La severità della neuropatia può essere quantificata coi dati elettrofisiologici e tende ad essere più severa quanto più e lunga la degenza in ICU, tanto più elevata l’iperglicemia e tanto più è bassa l’albuminemia.
Le caratteristiche morfologiche della CIP comprendono la degenerazione assonale primitiva delle fibre sensitive e motorie periferiche senza evidenza di infiammazione, il tessuto muscolare mostra isolate fibre atrofiche nella denervazione acuta e gruppi di fibre atrofiche nella denervazione cronica, mentre l’unica manifestazione nel SNC è la cromatolisi centrale delle cellule delle corna anteriori a causa del danno assonale nei nervi periferici; avviene per lo stesso motivo anche la perdita di cellule dei gangli dorsali.

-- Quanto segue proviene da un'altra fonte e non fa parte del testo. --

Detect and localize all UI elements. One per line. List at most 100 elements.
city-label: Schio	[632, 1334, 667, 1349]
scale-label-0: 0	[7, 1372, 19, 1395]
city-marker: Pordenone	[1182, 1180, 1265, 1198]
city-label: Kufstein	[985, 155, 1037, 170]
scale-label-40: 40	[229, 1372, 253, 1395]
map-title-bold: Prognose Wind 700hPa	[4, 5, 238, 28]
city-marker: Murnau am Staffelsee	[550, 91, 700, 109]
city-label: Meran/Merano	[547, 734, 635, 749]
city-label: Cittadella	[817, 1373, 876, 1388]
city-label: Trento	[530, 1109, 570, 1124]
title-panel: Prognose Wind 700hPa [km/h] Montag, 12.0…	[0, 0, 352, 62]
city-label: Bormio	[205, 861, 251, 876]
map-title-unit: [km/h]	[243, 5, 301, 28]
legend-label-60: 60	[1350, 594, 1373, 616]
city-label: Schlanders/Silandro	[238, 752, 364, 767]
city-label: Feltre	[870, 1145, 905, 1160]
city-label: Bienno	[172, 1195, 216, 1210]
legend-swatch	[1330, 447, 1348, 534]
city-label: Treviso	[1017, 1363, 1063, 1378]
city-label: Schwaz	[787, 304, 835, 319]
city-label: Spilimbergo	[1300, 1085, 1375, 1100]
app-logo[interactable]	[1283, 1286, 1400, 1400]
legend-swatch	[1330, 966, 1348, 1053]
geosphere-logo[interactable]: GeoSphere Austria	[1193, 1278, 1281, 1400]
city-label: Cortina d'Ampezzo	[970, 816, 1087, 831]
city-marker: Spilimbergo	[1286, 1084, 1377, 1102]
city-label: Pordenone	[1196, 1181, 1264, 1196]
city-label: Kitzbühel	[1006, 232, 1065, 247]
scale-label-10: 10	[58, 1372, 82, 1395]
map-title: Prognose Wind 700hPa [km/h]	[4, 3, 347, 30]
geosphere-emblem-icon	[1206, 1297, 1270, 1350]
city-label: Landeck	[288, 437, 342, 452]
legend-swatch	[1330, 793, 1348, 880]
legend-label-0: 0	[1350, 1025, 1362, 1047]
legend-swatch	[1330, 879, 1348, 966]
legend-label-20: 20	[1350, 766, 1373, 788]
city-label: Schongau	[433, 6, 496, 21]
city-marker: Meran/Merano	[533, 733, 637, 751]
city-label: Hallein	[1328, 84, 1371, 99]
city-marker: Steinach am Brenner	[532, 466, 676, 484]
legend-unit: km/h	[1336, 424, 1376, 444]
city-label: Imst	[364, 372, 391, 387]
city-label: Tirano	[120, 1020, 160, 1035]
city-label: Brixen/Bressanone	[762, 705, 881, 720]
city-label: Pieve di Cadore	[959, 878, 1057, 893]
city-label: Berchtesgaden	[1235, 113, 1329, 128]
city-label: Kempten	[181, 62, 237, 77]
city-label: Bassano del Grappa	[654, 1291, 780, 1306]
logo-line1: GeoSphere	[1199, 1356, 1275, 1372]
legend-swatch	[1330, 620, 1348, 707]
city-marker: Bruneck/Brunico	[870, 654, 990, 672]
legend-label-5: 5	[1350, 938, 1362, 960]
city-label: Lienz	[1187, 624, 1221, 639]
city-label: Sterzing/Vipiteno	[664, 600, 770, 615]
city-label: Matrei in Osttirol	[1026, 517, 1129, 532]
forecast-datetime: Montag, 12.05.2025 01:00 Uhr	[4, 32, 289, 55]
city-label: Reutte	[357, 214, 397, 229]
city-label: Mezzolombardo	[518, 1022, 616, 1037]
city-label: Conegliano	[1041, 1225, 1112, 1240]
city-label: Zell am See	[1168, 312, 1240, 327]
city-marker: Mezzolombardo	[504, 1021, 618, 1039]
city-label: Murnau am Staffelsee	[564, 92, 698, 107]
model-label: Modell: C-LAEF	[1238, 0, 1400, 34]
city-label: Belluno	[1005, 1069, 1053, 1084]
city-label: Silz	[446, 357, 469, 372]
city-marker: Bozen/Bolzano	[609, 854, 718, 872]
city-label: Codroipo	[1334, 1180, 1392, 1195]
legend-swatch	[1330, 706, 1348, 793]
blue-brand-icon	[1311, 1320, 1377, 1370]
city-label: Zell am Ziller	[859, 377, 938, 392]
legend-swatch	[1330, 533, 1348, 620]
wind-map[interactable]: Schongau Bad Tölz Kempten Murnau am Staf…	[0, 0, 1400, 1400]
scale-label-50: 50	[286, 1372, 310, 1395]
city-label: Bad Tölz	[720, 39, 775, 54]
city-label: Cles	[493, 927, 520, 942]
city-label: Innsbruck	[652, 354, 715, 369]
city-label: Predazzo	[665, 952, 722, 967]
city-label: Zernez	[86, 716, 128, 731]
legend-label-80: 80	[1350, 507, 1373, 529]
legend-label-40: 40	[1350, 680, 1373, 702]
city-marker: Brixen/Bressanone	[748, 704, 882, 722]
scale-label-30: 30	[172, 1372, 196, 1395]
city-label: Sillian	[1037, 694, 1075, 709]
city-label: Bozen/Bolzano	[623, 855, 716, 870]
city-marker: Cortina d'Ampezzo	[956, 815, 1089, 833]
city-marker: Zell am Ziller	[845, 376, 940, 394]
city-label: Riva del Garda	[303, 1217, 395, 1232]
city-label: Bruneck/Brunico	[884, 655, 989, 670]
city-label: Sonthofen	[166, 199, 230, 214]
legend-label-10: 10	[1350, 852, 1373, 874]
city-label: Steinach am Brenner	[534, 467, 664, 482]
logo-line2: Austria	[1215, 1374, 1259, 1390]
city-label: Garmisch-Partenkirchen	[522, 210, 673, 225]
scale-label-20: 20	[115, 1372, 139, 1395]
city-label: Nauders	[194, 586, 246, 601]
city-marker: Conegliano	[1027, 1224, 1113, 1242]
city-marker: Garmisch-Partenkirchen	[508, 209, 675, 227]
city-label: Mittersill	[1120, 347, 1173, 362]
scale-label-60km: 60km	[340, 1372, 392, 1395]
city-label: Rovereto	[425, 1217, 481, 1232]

Il trattamento della CIP comprende la terapia della sepsi e della MOF (focolaio infettivo, volumi, aritmie, coagulazione), la terapia della insufficienza respiratoria, la fisioterapia e le terapie riabilitative (almeno 4 mesi). Sono stati utilizzati anche anticorpi mono e policlonali diretti contro le tossine batteriche, anticorpi monoclonali anti-TNF alfa, proteine di fusione col recettore del TNF, antagonisti del recettore di TL-1, il fattore attivante l’antagonista del recettore piastrinico e l’N-acetilcisteina, ma nessuno ha dato risultati soddisfacenti.
E’ stata infine anche utilizzata l’ultrafiltrazione plasmatica senza grandi benefici, mentre sembra promettere bene l’uso di immunoglobuline plasmatiche in fase iniziale di malattia.
Gli outcomes della malattia sono la debolezza muscolare generalizzata, il deficit di forza soprattutto agli arti inferiori, l’atassia, deficit sensitivi e parestesie e la paralisi uni-bilaterale dell’estensione del piede.
Normalmente il recupero inizia dagli arti superiori seguiti dall’apparato respiratorio ed infine dagli arti inferiori; nel 28% dei pazienti persiste infine una disabilità grave con paraplegia, tetra paresi o tetraplegia.